Some residents groused about the tradition-steeped county fair buckling under to granola-fueled progressives.

In an online comment posted with the Santa Cruz Sentinel, a reader pointed out that the fair’s manager, Mike Bethke, is from Santa Cruz — not the less populous, more conservative areas around the county.

“Guess that explains it,” the reader observed. “Maybe he’ll add bonzai pot plants to the horticulture displays and replace the garlic fries with tofu nuggets.”

The event would have been the first rodeo at the fairgrounds in more than two decades.

Although satisfied with the cancellation, even Stop the Rodeo wasn’t entirely pleased. The fair board rejected its animal-cruelty objections but responded when the group threatened to sue over alleged environmental abuses, including manure polluting a creek near the fairgrounds.

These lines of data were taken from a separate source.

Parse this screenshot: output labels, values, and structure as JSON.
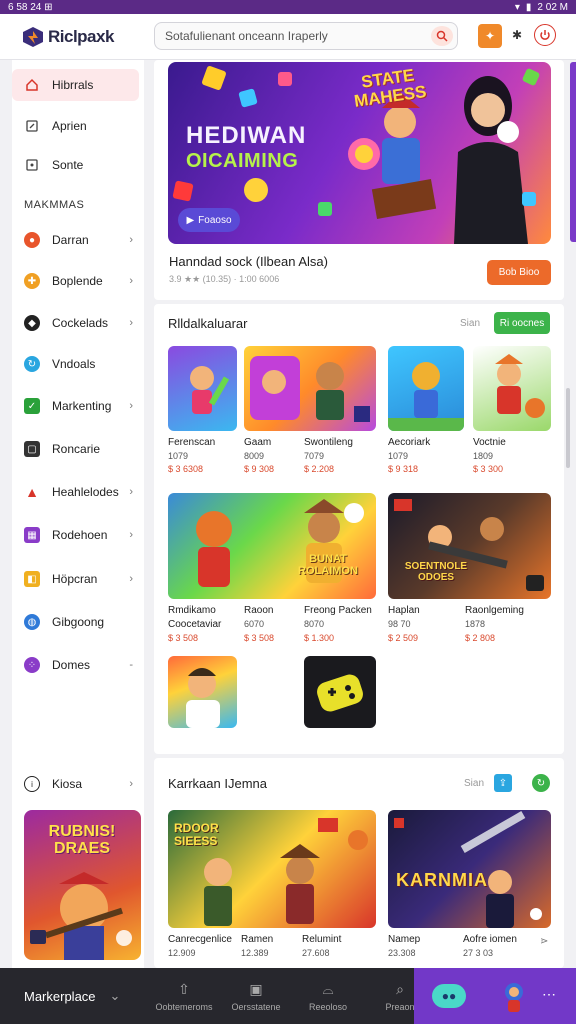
{
  "status": {
    "left": "6 58 24 ⊞",
    "right": "2 02 M"
  },
  "app": {
    "name": "Riclpaxk"
  },
  "search": {
    "placeholder": "Sotafulienant onceann Iraperly"
  },
  "sidebar": {
    "items": [
      {
        "label": "Hibrrals",
        "icon": "home-icon",
        "color": "#d8352a",
        "active": true
      },
      {
        "label": "Aprien",
        "icon": "pen-icon",
        "color": "#444"
      },
      {
        "label": "Sonte",
        "icon": "store-icon",
        "color": "#444"
      }
    ],
    "section_label": "MAKMMAS",
    "categories": [
      {
        "label": "Darran",
        "icon": "circle-icon",
        "color": "#e8552c"
      },
      {
        "label": "Boplende",
        "icon": "gamepad-icon",
        "color": "#f0a024"
      },
      {
        "label": "Cockelads",
        "icon": "controller-icon",
        "color": "#222"
      },
      {
        "label": "Vndoals",
        "icon": "shuffle-icon",
        "color": "#2aa6e0"
      },
      {
        "label": "Markenting",
        "icon": "check-icon",
        "color": "#2aa13a"
      },
      {
        "label": "Roncarie",
        "icon": "square-icon",
        "color": "#333"
      },
      {
        "label": "Heahlelodes",
        "icon": "triangle-icon",
        "color": "#d8352a"
      },
      {
        "label": "Rodehoen",
        "icon": "grid-icon",
        "color": "#8a3cc8"
      },
      {
        "label": "Höpcran",
        "icon": "tag-icon",
        "color": "#f0b020"
      },
      {
        "label": "Gibgoong",
        "icon": "globe-icon",
        "color": "#2f7ad8"
      },
      {
        "label": "Domes",
        "icon": "dice-icon",
        "color": "#8a3cc8"
      }
    ],
    "footer_item": "Kiosa",
    "promo_title": "RUBNIS! DRAES"
  },
  "hero": {
    "title": "HEDIWAN",
    "title2": "OICAIMING",
    "tag": "STATE MAHESS",
    "button": "Foaoso",
    "caption": "Hanndad sock (Ilbean Alsa)",
    "meta": "3.9 ★★ (10.35) · 1:00 6006",
    "cta": "Bob Bioo"
  },
  "section1": {
    "title": "Rlldalkaluarar",
    "meta": "Sian",
    "button": "Ri oocnes",
    "row1": [
      {
        "name": "Ferenscan",
        "rating": "1079",
        "price": "$ 3 6308"
      },
      {
        "name": "Gaam",
        "rating": "8009",
        "price": "$ 9 308"
      },
      {
        "name": "Swontileng",
        "rating": "7079",
        "price": "$ 2.208"
      },
      {
        "name": "Aecoriark",
        "rating": "1079",
        "price": "$ 9 318"
      },
      {
        "name": "Voctnie",
        "rating": "1809",
        "price": "$ 3 300"
      }
    ],
    "row2": [
      {
        "name": "Rmdikamo",
        "name2": "Coocetaviar",
        "rating": "",
        "price": "$ 3 508"
      },
      {
        "name": "Raoon",
        "rating": "6070",
        "price": "$ 3 508"
      },
      {
        "name": "Freong Packen",
        "rating": "8070",
        "price": "$ 1.300"
      },
      {
        "name": "Haplan",
        "rating": "98 70",
        "price": "$ 2 509"
      },
      {
        "name": "Raonlgeming",
        "rating": "1878",
        "price": "$ 2 808"
      }
    ],
    "banner1": "BUNAT ROLAIMON",
    "banner2": "SOENTNOLE ODOES"
  },
  "section2": {
    "title": "Karrkaan IJemna",
    "meta": "Sian",
    "banner1": "RDOOR SIEESS",
    "banner2": "KARNMIA",
    "items": [
      {
        "name": "Canrecgenlice",
        "price": "12.909"
      },
      {
        "name": "Ramen",
        "price": "12.389"
      },
      {
        "name": "Relumint",
        "price": "27.608"
      },
      {
        "name": "Namep",
        "price": "23.308"
      },
      {
        "name": "Aofre iomen",
        "price": "27 3 03"
      }
    ]
  },
  "bottombar": {
    "label": "Markerplace",
    "items": [
      "Oobtemeroms",
      "Oersstatene",
      "Reeoloso",
      "Preaon"
    ]
  }
}
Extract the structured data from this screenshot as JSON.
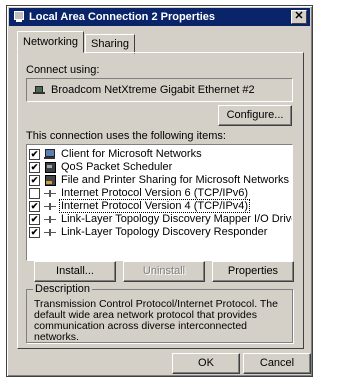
{
  "window": {
    "title": "Local Area Connection 2 Properties",
    "close_glyph": "✕"
  },
  "tabs": [
    {
      "label": "Networking",
      "active": true
    },
    {
      "label": "Sharing",
      "active": false
    }
  ],
  "connect_using": {
    "label": "Connect using:",
    "adapter": "Broadcom NetXtreme Gigabit Ethernet #2",
    "configure_label": "Configure..."
  },
  "items_section": {
    "label": "This connection uses the following items:",
    "items": [
      {
        "label": "Client for Microsoft Networks",
        "checked": true,
        "icon": "network-client-icon",
        "selected": false
      },
      {
        "label": "QoS Packet Scheduler",
        "checked": true,
        "icon": "service-icon",
        "selected": false
      },
      {
        "label": "File and Printer Sharing for Microsoft Networks",
        "checked": true,
        "icon": "service-icon",
        "selected": false
      },
      {
        "label": "Internet Protocol Version 6 (TCP/IPv6)",
        "checked": false,
        "icon": "protocol-icon",
        "selected": false
      },
      {
        "label": "Internet Protocol Version 4 (TCP/IPv4)",
        "checked": true,
        "icon": "protocol-icon",
        "selected": true
      },
      {
        "label": "Link-Layer Topology Discovery Mapper I/O Driver",
        "checked": true,
        "icon": "protocol-icon",
        "selected": false
      },
      {
        "label": "Link-Layer Topology Discovery Responder",
        "checked": true,
        "icon": "protocol-icon",
        "selected": false
      }
    ]
  },
  "item_buttons": {
    "install": "Install...",
    "uninstall": "Uninstall",
    "properties": "Properties"
  },
  "description": {
    "legend": "Description",
    "text": "Transmission Control Protocol/Internet Protocol. The default wide area network protocol that provides communication across diverse interconnected networks."
  },
  "dialog_buttons": {
    "ok": "OK",
    "cancel": "Cancel"
  }
}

“We applaud the deputy sheriffs for wanting to raise money for the kids in our county,” said animal welfare activist JP Novic. “But to do that using something so inherently violent is absolutely the wrong approach.”

Sheriff’s Sgt. Mike MacDonald, the rodeo’s chief advocate, said he used his own money to travel around the U.S., conferring with rodeo promoters and securing the endorsement of the Professional Rodeo Cowboys Assn.

“We have increasing gang activity here and all these nonprofits for kids that have had to cut back,” he said. “I was hoping this would pay for some after-school activities and maybe even inspire them to join groups like 4-H and the Future Farmers of America.”